Patience is a virtue

Last week I had to explain Douglas Dunn’s metaphor about the beauty of life being ‘the film that always comes out blank’ to the majority of a group of GCSE students. Coincidentally, the next day the process of ideas emerging during writing was described to me using the simile of an image slowly appearing in a developing tray.

Although there are people who continue to use film cameras – I also learnt a couple of weeks ago that the manual developing process is still taught on photography degree courses – this is another area of people’s lives that technology has radically altered over the past decade.

In today’s world of digital photography, when we take a picture the first thing we do is to squint at the small LCD display on the back of the camera to see if it has come out successfully. If not, we can remedy the situation immediately but if it has, the picture is easily transferred to another medium (often Facebook or Flickr) for general consumption or possibly printed when we return home or next pop to the supermarket.

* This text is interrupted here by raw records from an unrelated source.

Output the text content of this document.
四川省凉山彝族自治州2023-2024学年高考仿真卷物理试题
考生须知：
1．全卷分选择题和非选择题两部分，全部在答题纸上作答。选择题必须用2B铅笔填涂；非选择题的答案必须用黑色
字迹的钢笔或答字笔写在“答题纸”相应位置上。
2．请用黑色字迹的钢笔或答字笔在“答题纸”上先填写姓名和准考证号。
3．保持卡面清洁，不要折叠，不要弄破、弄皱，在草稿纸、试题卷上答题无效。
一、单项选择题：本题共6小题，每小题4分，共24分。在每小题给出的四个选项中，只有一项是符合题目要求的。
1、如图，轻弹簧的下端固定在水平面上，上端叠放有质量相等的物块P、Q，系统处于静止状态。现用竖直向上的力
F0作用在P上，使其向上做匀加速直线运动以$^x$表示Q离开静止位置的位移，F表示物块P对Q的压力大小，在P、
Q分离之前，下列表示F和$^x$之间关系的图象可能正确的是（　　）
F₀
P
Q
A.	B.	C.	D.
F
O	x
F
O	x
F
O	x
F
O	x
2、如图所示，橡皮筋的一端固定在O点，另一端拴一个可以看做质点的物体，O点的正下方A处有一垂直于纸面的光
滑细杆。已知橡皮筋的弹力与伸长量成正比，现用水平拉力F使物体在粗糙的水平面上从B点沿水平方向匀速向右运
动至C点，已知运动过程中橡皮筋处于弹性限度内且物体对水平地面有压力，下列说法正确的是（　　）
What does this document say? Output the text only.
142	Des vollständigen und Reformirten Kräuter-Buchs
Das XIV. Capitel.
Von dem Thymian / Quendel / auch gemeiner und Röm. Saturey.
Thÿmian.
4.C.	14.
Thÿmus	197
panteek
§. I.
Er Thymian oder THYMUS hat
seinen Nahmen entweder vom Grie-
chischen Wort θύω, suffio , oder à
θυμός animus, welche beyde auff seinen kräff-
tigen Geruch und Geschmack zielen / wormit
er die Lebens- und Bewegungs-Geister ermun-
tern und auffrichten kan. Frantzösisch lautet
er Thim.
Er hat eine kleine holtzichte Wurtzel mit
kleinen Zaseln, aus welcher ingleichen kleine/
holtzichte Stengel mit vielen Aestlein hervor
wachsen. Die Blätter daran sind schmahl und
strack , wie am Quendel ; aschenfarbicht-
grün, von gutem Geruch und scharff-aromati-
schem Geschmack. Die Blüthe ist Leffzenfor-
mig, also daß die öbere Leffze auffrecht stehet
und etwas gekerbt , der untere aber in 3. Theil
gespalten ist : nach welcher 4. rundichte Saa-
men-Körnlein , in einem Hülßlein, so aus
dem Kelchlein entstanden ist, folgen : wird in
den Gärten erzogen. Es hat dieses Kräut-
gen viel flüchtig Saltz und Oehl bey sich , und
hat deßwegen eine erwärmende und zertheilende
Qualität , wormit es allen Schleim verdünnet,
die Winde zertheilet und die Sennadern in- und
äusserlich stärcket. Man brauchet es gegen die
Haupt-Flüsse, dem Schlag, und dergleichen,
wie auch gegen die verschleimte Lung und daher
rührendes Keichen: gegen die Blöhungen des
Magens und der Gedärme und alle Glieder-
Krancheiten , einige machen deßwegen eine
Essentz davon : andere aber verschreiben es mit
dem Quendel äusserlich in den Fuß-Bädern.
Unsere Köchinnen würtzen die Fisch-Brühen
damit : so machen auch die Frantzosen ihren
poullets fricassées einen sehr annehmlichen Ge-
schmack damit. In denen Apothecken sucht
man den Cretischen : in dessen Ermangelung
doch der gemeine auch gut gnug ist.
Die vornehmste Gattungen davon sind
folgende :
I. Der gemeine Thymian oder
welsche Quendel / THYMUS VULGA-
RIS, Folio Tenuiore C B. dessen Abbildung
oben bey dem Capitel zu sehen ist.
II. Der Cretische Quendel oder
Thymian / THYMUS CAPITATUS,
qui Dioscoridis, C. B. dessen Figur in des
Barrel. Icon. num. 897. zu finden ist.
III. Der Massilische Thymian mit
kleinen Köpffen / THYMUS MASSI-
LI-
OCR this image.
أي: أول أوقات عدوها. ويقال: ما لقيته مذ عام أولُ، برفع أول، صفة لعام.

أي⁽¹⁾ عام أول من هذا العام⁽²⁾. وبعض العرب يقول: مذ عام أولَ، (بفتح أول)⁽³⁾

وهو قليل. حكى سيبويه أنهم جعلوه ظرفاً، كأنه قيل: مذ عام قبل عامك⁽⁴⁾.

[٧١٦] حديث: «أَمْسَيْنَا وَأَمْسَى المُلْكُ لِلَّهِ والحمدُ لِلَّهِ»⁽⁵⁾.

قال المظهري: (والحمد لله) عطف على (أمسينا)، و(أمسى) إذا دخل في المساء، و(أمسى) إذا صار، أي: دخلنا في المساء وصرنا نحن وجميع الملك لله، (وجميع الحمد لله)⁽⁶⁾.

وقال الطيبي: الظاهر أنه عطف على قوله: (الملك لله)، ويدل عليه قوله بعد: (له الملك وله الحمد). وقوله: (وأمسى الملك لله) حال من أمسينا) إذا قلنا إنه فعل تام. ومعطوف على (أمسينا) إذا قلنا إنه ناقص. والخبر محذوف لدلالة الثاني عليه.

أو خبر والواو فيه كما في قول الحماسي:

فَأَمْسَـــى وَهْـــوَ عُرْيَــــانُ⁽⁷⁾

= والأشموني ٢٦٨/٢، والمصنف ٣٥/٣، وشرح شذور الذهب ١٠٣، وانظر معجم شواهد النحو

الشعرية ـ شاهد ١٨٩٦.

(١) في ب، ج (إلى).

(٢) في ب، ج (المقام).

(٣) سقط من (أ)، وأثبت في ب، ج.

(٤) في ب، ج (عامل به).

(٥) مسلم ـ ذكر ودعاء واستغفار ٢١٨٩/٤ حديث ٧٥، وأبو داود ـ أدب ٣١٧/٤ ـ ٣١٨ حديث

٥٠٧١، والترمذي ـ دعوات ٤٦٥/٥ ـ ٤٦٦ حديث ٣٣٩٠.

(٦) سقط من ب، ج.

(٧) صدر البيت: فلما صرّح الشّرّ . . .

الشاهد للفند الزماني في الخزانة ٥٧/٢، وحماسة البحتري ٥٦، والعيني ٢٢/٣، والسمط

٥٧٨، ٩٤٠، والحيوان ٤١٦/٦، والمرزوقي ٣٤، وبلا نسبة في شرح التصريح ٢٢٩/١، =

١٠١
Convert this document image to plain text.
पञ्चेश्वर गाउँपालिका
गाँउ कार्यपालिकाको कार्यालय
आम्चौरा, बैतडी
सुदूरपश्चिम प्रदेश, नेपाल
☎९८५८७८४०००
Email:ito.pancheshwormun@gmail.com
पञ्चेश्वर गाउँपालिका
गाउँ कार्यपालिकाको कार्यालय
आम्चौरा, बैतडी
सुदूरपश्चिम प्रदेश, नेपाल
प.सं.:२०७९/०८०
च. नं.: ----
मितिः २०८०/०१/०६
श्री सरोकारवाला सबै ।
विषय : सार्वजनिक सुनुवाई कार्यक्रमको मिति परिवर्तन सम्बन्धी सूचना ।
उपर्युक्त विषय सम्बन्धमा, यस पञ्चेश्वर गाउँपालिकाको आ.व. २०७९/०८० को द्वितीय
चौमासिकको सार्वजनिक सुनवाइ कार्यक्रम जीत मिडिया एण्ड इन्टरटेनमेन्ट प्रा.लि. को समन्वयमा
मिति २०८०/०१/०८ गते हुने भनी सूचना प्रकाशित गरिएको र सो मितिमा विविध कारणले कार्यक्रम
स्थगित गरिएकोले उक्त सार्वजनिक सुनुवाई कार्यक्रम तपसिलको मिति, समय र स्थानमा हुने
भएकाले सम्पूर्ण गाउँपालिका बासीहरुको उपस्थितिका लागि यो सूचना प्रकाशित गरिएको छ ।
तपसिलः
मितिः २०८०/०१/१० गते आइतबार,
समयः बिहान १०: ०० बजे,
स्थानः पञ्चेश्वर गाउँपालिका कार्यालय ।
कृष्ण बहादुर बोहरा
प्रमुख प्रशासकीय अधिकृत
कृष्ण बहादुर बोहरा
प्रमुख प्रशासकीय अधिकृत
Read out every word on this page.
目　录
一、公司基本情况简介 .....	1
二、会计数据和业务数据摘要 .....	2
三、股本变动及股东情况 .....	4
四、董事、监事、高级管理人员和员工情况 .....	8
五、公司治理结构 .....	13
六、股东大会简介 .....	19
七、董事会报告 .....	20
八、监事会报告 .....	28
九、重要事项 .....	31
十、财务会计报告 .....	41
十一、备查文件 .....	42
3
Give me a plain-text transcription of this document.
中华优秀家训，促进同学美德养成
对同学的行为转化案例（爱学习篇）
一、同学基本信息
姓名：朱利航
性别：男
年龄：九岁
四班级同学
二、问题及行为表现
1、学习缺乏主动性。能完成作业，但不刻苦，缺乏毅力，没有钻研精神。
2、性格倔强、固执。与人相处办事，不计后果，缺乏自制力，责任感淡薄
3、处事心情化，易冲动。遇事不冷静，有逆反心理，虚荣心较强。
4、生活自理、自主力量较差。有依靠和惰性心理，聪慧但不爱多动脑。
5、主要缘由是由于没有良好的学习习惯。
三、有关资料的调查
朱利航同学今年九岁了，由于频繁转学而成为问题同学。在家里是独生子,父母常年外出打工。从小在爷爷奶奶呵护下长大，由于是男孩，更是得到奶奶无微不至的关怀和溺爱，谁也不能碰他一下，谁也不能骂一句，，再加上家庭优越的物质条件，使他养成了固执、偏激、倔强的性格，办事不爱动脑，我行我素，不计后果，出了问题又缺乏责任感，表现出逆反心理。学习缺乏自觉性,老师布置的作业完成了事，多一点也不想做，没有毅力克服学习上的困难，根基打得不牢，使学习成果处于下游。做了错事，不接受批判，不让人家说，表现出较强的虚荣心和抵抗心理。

These instant results are far removed from the physical process of loading a film into a camera, taking 24 or 36 pictures that all count (and squeezing a couple of extra frames in if you were lucky), removing the film from the camera while ensuring it is not exposed to light, sending it away to be developed, and waiting a few days before the arrival of a package of prints in the post. If a new film was loaded towards the end of a holiday, it could be months before the film was finished and developed and then when the pictures arrived on the doorstep they had the power to transport the photographer back to another place and another time.

The delay in seeing the ultimate prints was often tantalising: even at photo labs which offered an hour’s premium service there was still the nail-biting sixty minutes wondering whether any of the shots would be any good. Now we know immediately.

The immediacy in seeing results is both a benefit and downside of technology. Many people are now wholly ‘connected’ so that they can receive and deal with e-mails on the go (accepting we are well past the stage when it was unusual to be able to speak to people away from a landline telephone). As a result of this, senders expect a faster response to e-mails but it is noticeable that people rarely demand the faster responses: it has simply become an expectation.

People now expect things to happen instantaneously; the idea of waiting for something is becoming outmoded. However, there are still reminders of the virtue of patience: buds are beginning to appear on daffodil shoots, and Lent is shortly to make us wait for Easter, but they are things we have to look for and often only find in the natural world. Unless opportunities to wait are searched out and embraced, it is easy to lose the space in our lives for reflection, for ourselves, and for each other in our hurry to show our holiday snaps to the world.